Hooker, who sat out the team’s Week 8 win over Chicago with a hamstring injury, expects to be back in action as the Cowboys defense hopes to take advantage of an uncharacteristically-inaccurate Rodgers, who threw three picks this past weekend to Detroit.

Dallas has seven interceptions on the year. Hooker has one; Kearse is still waiting to notch his first and knows that a statement win over Green Bay- even a temporarily reeling Packers squad- would be big for Dallas as they enter a tough stretch of games to start the back half of the season.

“You want to go up against these guys, and you want to win these types of games,” Kearse said. “It gives you a huge, huge momentum boost, confidence boost, to where [if] you go out there and you beat a guy like Aaron Rodgers, the sky’s the limit.”

The team has already figured out that this game means slightly more to Mike McCarthy, even though he would prefer to maintain that it doesn’t.

The Cowboys head coach admits he spent some time talking with his players about his 12-plus-year tenure in Green Bay and the Super Bowl XLV win he earned with Rodgers at the helm.

“I don’t think I’d have been doing my job if I didn’t address it,” McCarthy said in a press conference to start the week.

“I’m really looking forward to seeing Aaron. We’ve had great communication. I have nothing but love and gratitude for him,” McCarthy continued. “Just a whole lot of appreciation, not only him, but players, the team that we had there. We had some great times, great moments. When I think of him, I think of the one-on-one conversations we used to have, especially in the younger days, and it always ended with a hug and ‘I love ya.’ So that’s what I think about our relationship. I think he made me a much better coach. You’re talking about a man that’s one of the premier professional athletes of his generation. I spent the weekend watching him play; he’s playing at an extremely high level. Just the fundamentals and just the way he plays, he deserves all the accolades that he receives. I’m looking forward to seeing him.”

But now McCarthy will be seeing him from the opposite sideline. Rodgers may still be wearing the familiar green and gold, but McCarthy will have just come out of a place he doesn’t have much history with: the visitor’s locker room at Lambeau Field.

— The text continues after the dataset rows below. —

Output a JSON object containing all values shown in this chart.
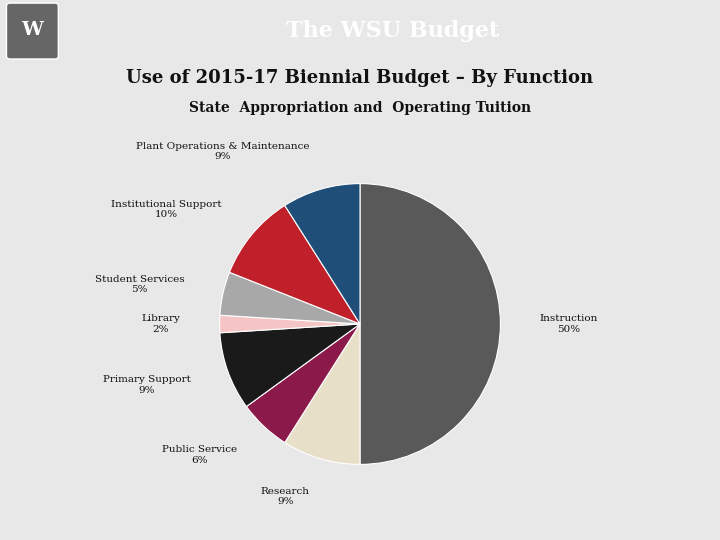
{
  "title_bar": "The WSU Budget",
  "title_bar_bg": "#8B1A2D",
  "title_bar_color": "#FFFFFF",
  "subtitle": "Use of 2015-17 Biennial Budget – By Function",
  "sub_subtitle": "State  Appropriation and  Operating Tuition",
  "bg_color": "#E8E8E8",
  "header_bg": "#8B1A2D",
  "logo_bg": "#888888",
  "slices": [
    {
      "label": "Instruction",
      "pct": 50,
      "color": "#595959"
    },
    {
      "label": "Research",
      "pct": 9,
      "color": "#E8DFC8"
    },
    {
      "label": "Public Service",
      "pct": 6,
      "color": "#8B1A4A"
    },
    {
      "label": "Primary Support",
      "pct": 9,
      "color": "#1A1A1A"
    },
    {
      "label": "Library",
      "pct": 2,
      "color": "#F5C5C5"
    },
    {
      "label": "Student Services",
      "pct": 5,
      "color": "#A8A8A8"
    },
    {
      "label": "Institutional Support",
      "pct": 10,
      "color": "#C0202A"
    },
    {
      "label": "Plant Operations & Maintenance",
      "pct": 9,
      "color": "#1F4E79"
    }
  ],
  "label_fontsize": 7.5,
  "figsize": [
    7.2,
    5.4
  ],
  "dpi": 100
}
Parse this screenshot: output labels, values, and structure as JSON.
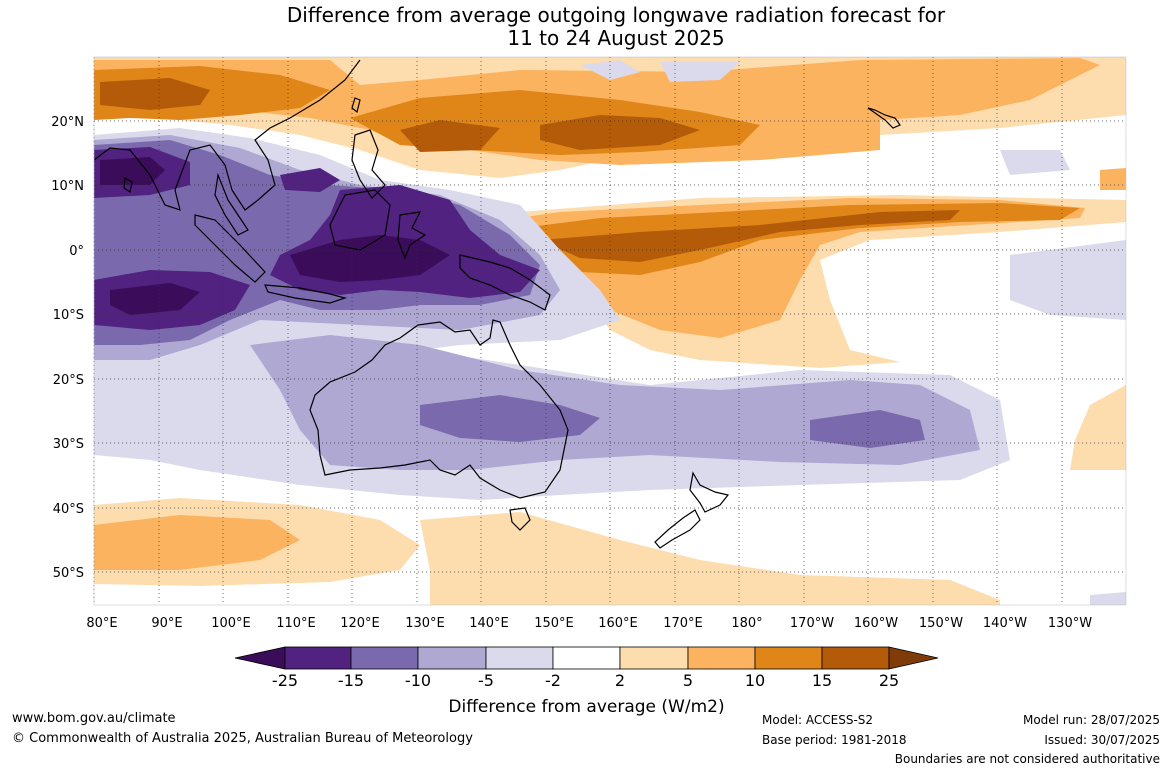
{
  "title": {
    "line1": "Difference from average outgoing longwave radiation forecast for",
    "line2": "11 to 24 August 2025"
  },
  "map": {
    "lat_labels": [
      "20°N",
      "10°N",
      "0°",
      "10°S",
      "20°S",
      "30°S",
      "40°S",
      "50°S"
    ],
    "lon_labels": [
      "80°E",
      "90°E",
      "100°E",
      "110°E",
      "120°E",
      "130°E",
      "140°E",
      "150°E",
      "160°E",
      "170°E",
      "180°",
      "170°W",
      "160°W",
      "150°W",
      "140°W",
      "130°W"
    ]
  },
  "colorbar": {
    "labels": [
      "-25",
      "-15",
      "-10",
      "-5",
      "-2",
      "2",
      "5",
      "10",
      "15",
      "25"
    ],
    "colors": [
      "#3a0c5a",
      "#51227f",
      "#7a6aad",
      "#aea8d2",
      "#dadaec",
      "#ffffff",
      "#fddcad",
      "#fbb35f",
      "#e08518",
      "#b45b0a",
      "#7f3b08"
    ],
    "title": "Difference from average (W/m2)"
  },
  "footer": {
    "url": "www.bom.gov.au/climate",
    "copyright": "© Commonwealth of Australia 2025, Australian Bureau of Meteorology",
    "model": "Model: ACCESS-S2",
    "base_period": "Base period: 1981-2018",
    "model_run": "Model run: 28/07/2025",
    "issued": "Issued: 30/07/2025",
    "disclaimer": "Boundaries are not considered authoritative"
  }
}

Kearse, however, has been in enemy colors at Lambeau four times as a Viking. His Minnesota team came away from those meetings with one tie and three losses.

Though not in the same division, the Cowboys have history of their own at the storied stadium, iconic moments that include the Ice Bowl and the “Dez Caught It” game (which McCarthy won).

So Kearse, like every Cowboys player, is well aware of what this game really means: to the Packers and their season, to the Cowboys and their quest to rise to the top of the conference, and to Mike McCarthy and his bid to notch his first win as a visitor at the building that sits at the end of a street named for him.

But sure, this one is just another game.

“It’s always tough in Lambeau,” Kearse offered. “This one, for us, thinking back to the rivalry, we’re not really thinking much about that. We want to win this one for our head coach.”